This is especially challenging when you are trying to get precise results as you analyze data, look for similar data sets, or find anything specific in a large set of candidates. You want the system you are using to understand what you mean—in other words, to understand semantics. And you want the understanding, and results, to be as precise as possible.

And yet what happens instead is that the original questions were unclear, the descriptive answers that the users tried to provide— and that you are now working with—are confusing and ambiguous, and now there is no way you can obtain any sort of meaningful result from your efforts. If only people could be more careful when they created an described their results!

Semantics: The Solution¶

To seriously reduce these problems, we use semantic technologies to give more precise meanings to the words people are using. To increase precision, we can use exact identifiers (identifiers that are unique across the whole internet) to refer to concepts, so the user can enter an unambiguous string that precisely means a python snake. To increase recall, we can help software easily collect and apply precise names— identifiers again—when users are entering descriptions. We can also give the software tools to understand the relationships between those precise identifiers. In this way descriptions collected from different communities can be 'translated' from one set of precise terms to another, with some confidence that the original meaning will be preserved.

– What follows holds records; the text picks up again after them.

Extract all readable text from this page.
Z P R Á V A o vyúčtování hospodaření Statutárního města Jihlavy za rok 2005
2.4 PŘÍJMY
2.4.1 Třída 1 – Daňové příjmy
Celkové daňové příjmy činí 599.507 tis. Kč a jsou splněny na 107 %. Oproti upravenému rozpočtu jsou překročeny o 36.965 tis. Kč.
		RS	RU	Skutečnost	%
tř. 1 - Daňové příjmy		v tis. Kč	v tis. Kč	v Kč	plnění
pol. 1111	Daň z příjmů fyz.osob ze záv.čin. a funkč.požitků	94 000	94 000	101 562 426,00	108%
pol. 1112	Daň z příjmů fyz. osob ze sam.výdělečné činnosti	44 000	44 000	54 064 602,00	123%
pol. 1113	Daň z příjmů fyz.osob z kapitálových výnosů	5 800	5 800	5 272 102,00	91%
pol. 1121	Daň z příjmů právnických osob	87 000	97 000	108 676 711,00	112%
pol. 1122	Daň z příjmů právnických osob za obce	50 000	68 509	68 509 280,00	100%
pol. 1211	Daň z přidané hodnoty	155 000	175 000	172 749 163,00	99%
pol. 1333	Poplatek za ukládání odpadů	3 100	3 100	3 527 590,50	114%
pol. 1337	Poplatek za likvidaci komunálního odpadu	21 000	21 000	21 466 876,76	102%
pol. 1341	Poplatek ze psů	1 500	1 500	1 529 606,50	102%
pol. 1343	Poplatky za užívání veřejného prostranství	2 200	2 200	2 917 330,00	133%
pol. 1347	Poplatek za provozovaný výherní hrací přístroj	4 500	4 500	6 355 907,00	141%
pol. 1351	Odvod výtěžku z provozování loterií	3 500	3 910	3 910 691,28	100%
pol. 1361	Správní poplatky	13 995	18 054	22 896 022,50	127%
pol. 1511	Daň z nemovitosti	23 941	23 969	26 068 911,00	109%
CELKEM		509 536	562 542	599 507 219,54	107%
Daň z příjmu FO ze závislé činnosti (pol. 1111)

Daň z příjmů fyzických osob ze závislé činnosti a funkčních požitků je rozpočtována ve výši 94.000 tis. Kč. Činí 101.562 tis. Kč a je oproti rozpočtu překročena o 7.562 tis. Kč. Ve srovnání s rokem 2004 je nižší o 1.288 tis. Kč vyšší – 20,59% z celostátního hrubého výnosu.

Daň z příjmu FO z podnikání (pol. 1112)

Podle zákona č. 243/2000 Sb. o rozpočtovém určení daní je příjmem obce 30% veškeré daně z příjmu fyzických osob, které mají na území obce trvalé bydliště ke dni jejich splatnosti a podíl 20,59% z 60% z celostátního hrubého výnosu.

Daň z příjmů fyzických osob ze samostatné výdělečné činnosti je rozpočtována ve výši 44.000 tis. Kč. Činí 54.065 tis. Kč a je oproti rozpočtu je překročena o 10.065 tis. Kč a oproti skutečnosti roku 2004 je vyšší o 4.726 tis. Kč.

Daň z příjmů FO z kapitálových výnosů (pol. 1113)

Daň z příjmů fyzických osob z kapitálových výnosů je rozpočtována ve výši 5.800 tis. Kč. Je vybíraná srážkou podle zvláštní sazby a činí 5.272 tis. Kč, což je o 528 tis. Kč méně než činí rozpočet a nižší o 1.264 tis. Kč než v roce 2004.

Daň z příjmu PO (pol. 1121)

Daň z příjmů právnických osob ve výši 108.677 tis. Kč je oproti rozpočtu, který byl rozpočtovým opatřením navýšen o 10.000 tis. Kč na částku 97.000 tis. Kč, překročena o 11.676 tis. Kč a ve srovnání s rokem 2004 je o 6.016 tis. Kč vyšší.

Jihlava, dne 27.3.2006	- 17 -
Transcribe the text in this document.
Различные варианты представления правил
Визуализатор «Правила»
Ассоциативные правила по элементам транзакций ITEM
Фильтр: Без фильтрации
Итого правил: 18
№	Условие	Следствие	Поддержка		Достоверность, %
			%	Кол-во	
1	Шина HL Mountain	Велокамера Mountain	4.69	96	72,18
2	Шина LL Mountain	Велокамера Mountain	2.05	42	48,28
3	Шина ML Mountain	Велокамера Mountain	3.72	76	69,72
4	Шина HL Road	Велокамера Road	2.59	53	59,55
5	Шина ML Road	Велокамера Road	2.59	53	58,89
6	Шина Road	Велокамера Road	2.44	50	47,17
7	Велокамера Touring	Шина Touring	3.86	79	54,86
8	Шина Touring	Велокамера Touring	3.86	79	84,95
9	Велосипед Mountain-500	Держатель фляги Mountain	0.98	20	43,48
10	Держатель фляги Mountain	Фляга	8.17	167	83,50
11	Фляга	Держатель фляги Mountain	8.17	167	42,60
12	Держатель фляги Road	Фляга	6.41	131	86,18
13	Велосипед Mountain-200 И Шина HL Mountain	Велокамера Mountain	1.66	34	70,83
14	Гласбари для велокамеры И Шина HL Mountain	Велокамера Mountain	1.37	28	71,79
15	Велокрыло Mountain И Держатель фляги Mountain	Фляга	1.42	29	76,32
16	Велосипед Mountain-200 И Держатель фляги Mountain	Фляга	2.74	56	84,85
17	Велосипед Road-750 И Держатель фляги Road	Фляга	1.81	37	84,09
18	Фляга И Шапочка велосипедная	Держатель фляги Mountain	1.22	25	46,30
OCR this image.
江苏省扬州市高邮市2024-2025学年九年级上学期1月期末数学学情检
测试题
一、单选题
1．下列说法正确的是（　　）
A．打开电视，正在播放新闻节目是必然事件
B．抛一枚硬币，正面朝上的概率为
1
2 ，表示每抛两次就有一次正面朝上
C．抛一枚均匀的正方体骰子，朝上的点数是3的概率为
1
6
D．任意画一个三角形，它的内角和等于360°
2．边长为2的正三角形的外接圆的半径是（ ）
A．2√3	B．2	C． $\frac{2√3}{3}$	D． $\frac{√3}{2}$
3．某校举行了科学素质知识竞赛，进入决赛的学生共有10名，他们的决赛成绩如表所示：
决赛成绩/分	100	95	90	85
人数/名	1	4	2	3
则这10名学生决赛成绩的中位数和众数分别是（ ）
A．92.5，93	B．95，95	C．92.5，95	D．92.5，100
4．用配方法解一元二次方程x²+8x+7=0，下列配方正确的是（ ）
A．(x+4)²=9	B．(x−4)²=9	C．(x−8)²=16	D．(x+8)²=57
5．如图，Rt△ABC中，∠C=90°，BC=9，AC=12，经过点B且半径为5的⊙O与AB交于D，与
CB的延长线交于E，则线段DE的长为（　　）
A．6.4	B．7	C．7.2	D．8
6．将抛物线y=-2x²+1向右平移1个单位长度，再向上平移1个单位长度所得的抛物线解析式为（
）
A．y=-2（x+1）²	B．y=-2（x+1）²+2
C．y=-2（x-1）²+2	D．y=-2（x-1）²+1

Semantic standards like OWL, RDF, and SKOS, and semantic tools that understand these standards, provide a baseline for building systems that are semantically interoperable. CEDAR is one such tool— it lets form developers specify questions more thoroughly, and specify answers in semantically precise ways, so end users filling in metadata create well-defined descriptions. And it can use semantic and other insights to understand when questions and even whole questionnaires might be about the same topic, and to suggest relationships between them.

Using Semantics in CEDAR¶

The following sections in this chapter describe how you can use CEDAR to create more rigorous metadata forms that are easier for users to understand and fill out. This process is rarely perfect, but it can offer much, much more precision and recall for the person finding or re-using the data.
And did we mention it can be easier for the user to use than existing forms? And even easier for you to set up the data collection system.